クライスラー・VZ-6(英語: Chrysler VZ-6)は、アメリカのクライスラーが設計および製造したVTOLダクテッドファンテスト車両。アメリカ陸軍向けのフライングジープである[1][2]。
1956年、アメリカ陸軍は、危険、困難な地形の上空を飛行する能力を兼ね備えた軽航空機の提案を求め、1957年初頭にプロトタイプ開発の契約がクライスラー、カーチス・ライト、パイアセッキ・エアクラフトの3社に与えられた。
1958年、VZ-6が発注され2機が製造された。長方形で前後に2個所それぞれ3枚羽根のプロペラがはめ込まれた車両、500馬力のライカミングエンジンが中央に配置され、ダクテッドファンプロペラで駆動していた[2]。ホバークラフトと同様に、車両下端の周りにゴム製のスカートが取り付けられていた[2]。

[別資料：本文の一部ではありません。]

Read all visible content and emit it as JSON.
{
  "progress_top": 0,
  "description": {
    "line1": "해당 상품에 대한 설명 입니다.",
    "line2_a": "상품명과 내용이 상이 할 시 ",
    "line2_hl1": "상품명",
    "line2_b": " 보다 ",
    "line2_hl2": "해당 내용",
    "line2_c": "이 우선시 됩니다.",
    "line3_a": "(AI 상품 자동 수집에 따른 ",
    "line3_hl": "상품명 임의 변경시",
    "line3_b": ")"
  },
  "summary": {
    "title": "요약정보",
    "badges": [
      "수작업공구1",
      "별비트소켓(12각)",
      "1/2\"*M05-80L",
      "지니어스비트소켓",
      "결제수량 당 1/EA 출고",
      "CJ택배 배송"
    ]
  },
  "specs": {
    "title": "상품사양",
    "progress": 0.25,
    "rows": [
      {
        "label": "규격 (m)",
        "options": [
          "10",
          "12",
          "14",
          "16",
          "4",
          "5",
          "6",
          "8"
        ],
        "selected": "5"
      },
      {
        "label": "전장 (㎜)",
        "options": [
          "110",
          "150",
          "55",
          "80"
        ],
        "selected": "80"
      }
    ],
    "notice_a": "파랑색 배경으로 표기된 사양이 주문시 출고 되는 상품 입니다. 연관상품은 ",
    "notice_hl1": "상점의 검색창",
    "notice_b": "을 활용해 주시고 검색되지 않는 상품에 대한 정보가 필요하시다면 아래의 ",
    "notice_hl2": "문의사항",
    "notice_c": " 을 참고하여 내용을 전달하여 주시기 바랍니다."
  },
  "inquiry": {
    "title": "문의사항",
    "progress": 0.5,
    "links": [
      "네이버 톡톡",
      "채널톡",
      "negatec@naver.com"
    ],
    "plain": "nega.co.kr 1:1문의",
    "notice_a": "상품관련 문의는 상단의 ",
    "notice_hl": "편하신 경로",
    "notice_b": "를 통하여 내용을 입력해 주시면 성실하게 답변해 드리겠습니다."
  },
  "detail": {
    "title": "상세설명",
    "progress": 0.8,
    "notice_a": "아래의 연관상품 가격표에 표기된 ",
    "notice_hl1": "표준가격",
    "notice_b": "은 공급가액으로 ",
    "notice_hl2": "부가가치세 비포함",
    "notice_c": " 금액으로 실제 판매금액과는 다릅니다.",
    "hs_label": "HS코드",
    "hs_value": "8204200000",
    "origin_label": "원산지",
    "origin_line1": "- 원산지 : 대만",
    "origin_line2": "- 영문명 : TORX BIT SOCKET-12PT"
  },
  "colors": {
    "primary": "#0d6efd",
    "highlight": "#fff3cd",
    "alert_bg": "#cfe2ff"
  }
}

1959年、VZ-6は係留飛行試験を開始したが、重量オーバーと出力不足、さらに横安定性の深刻な問題が判明。係留なしの飛行を試みたところ、1度目の試験で1機が完全にひっくり返ってしまった。パイロットは大きな怪我なく脱出したが、機体は損傷がひどく修理を放棄された[2]。1960年、2機のVZ-6は廃棄[2]。